See the extraordinary splendour of ordinary chemicals

From substances like artificial vanilla and vitamin C, a photographer creates a realm of enchantment.

By Nina Strochlic
Published 10 Feb 2023, 16:51 GMT
On a glass slide illuminated by polarized light, tiny crystals of vanillin (artificial vanilla essence) paint a psychedelic picture.
Photograph by Peter Woitschikowski

What do you see in these images? A palm-frond jungle? Bright bird feathers? Taking the Rorschach test that is Peter Woitschikowski’s photomicrography, viewers often compare the shapes with the natural world. But he asks them to embrace the abstract instead—to see something entirely new. “The hope is to turn the fantasy on,” he says.

Salicylic acid and lactic acid, compounds used in skin care products, collide to create an otherworldly image in gold and indigo.
Photograph by Peter Woitschikowski
Melted and then cooled, sulfur forms a canyon of microcrystals. Peter Woitschikowski can spend weeks searching his slides for the perfect image.
Photograph by Peter Woitschikowski
Woitschikowski works only when he’s relaxed. “When you’re stressed,” he says, “you cannot see pictures,” such as this one of ascorbic acid, or vitamin C.
Photograph by Peter Woitschikowski

In the 1980s, Woitschikowski, who lives in Germany, bought a microscope after seeing a magazine spread of microcrystal photography. He wanted to reveal this wondrous world that’s invisible to the unaided eye. The shapes are formed on glass lab plates by heating chemicals, such as acetaminophen, or mixing them with water or alcohol. As the substances cool or dry, crystals appear. When illuminated by polarised light, some seem to leap into a ballet of form and colour.

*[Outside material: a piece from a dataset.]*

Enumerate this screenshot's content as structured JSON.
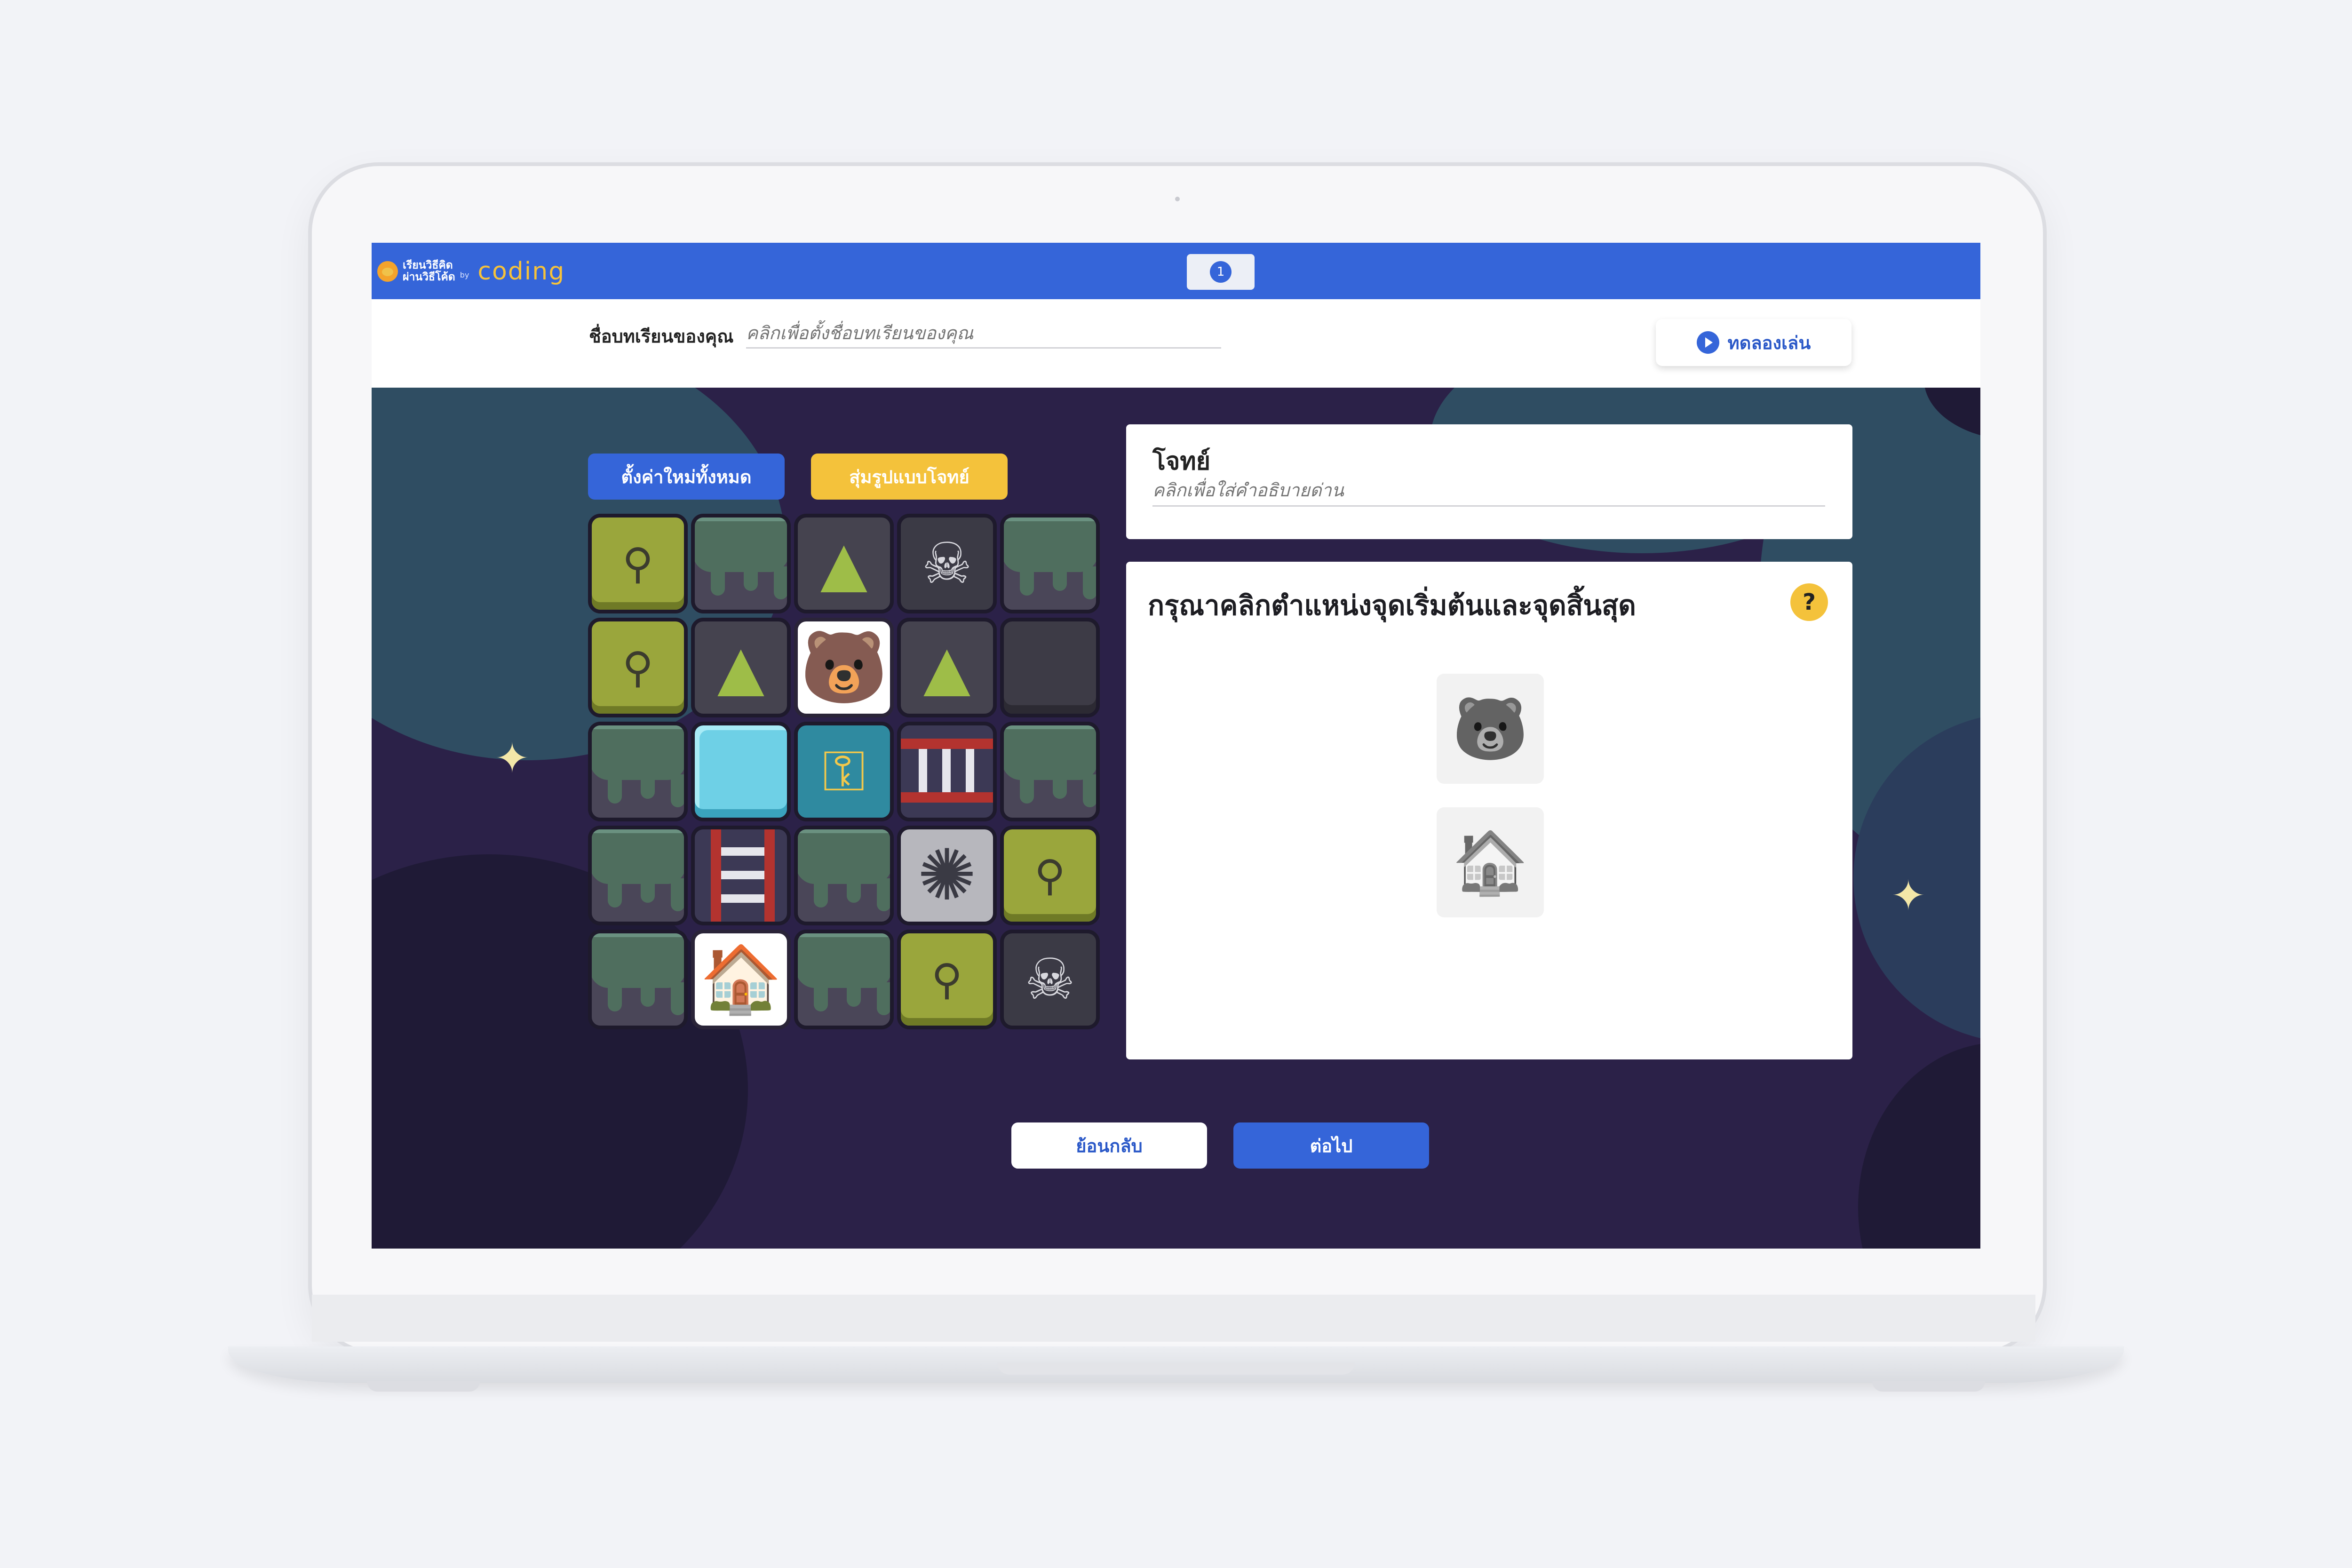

The process is so delicate that even slight vibrations can ruin it. That’s why Woitschikowski uses a remote shutter trigger and works late at night when vehicle traffic outside his studio has subsided. “It’s a great experiment,” he says. “You don’t know what you’ll see when you begin.”

Polarized light gives microcrystals of liquid acetaminophen a three-dimensional effect.
Photograph by Peter Woitschikowski
To capture the microcrystals, Woitschikowski mounts his camera to a microscope and snaps the shutter with a click of the computer mouse.